Unfortunately, Woodward excluded this painting from his Painting Diary. However, we know that it was much loved by the artist. For one thing,
he also made and exhibited at the 1929 Pynchon Gallery a chalk drawing named From the Pasture Top which is very likely the same
scene in pastel. The Pynchon show was Woodward's only known exclusively "pastel" exhibition. The other thing is that the provenance of this
painting shows Woodward gave this painting as a wedding gift to people very near and dear to him...
To the left is a photograph found in
the artist's scrapbooks of the showroom at the Myles Standish Hotel Gallery in 1929. The painting holds a place of honor next to the celebrated painting,
The South Window
"'Top of the Pasture' with a pair of luxuriantly-leaved maples bowing slightly in the breeze, silhouetted against a glorious blue sky with fluffy clouds above the distant deeper blue of rolling hills, reminds us of the story of the man who left his New Hampshire hilltop with his view of Kearsarge, Monadnock and other mountains to seek his fortune in a mid-western city, but who came back shortly with the one laconic plaint- --'he could not see off'."

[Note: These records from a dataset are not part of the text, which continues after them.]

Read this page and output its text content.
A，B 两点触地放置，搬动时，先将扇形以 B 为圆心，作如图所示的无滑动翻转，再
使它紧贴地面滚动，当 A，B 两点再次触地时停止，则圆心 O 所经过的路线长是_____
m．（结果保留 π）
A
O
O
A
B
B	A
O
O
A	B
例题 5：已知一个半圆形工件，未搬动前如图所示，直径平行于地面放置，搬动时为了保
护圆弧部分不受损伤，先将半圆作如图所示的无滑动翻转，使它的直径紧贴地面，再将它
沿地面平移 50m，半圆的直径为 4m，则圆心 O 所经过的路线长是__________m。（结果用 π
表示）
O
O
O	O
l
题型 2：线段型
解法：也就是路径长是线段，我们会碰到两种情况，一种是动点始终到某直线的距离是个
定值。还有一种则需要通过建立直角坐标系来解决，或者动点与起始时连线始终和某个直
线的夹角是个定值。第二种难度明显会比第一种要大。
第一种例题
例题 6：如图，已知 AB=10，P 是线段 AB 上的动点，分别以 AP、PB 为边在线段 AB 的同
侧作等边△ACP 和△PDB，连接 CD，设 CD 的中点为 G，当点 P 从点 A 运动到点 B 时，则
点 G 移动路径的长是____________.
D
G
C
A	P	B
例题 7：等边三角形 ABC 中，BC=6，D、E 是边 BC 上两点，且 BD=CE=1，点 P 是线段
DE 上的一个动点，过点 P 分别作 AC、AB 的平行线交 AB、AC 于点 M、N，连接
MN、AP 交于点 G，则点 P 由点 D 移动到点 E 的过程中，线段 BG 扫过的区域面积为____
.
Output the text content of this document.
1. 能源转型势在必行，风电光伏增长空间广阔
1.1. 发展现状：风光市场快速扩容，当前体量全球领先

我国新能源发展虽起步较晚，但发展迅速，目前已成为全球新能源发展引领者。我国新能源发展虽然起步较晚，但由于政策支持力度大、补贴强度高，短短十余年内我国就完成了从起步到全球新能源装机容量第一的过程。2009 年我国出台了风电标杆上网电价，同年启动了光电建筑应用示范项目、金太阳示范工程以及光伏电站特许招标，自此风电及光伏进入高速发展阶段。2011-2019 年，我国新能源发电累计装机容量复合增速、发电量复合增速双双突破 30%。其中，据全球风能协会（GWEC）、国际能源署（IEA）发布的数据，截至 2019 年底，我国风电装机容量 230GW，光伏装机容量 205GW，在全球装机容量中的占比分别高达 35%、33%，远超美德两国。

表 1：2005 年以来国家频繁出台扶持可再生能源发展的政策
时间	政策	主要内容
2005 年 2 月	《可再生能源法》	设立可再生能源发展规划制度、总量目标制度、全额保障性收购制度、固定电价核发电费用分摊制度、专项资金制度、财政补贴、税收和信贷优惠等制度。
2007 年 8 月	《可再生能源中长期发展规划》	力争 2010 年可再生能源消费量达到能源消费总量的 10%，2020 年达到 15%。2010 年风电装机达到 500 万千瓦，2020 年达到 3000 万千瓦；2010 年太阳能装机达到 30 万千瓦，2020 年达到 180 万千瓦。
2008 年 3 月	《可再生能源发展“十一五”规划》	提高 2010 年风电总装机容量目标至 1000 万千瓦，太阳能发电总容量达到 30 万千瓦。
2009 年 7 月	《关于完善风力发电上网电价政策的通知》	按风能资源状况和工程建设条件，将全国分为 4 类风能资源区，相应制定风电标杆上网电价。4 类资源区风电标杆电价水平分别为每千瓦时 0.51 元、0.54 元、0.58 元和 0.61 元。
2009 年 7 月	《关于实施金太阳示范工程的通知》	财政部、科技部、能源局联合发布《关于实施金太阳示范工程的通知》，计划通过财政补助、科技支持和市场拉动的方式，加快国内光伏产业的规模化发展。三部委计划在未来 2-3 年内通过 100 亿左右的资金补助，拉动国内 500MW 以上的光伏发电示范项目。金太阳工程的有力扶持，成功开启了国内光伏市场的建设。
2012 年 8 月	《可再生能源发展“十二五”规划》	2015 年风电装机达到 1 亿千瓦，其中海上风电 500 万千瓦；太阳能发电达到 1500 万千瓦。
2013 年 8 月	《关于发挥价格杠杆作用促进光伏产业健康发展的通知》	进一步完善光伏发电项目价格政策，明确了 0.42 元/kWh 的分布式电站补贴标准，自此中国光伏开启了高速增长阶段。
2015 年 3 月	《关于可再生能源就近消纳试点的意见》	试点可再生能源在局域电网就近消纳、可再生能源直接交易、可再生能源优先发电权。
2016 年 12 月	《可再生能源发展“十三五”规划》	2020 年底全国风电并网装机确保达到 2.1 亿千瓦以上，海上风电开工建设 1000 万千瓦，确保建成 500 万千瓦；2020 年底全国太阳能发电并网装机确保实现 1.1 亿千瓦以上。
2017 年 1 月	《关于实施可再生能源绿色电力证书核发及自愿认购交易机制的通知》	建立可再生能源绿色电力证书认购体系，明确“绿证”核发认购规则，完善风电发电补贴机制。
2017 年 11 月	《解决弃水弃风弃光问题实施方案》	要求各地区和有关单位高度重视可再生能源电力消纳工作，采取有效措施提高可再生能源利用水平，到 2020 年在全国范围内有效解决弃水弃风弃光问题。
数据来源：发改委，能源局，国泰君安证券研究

This painting was found in an attic. It is not know how long it was there or why it was stored there. We suspect that new circumstances forced it to be stored in the attic, perhaps because of its shear size. Not many 40" x 50" paintings fit on the walls of regular modern homes.
There is some slight damage to the canvas due to how it was stored over how many years. But for being in an attic, with their extreme
swings in temperature, the painting itself is in remarkable shape.
The painting is signed (see signature to the right) and exhibited
four times between 1929 and 1931. It was at this time in Woodward's career that he made a number of epic 40 x 50 paintings. Starting with the
1930 Boston Tercentennial Gold Medal winning, New England Drama; There is also...
Maple Sugaring, New England Origins,
Out of the New England Soil, Old Boston,
and Enduring New England.
These large paintings would be the last.
Woodward would exclusively turn to the 36" x 42" size canvas from 1934 on.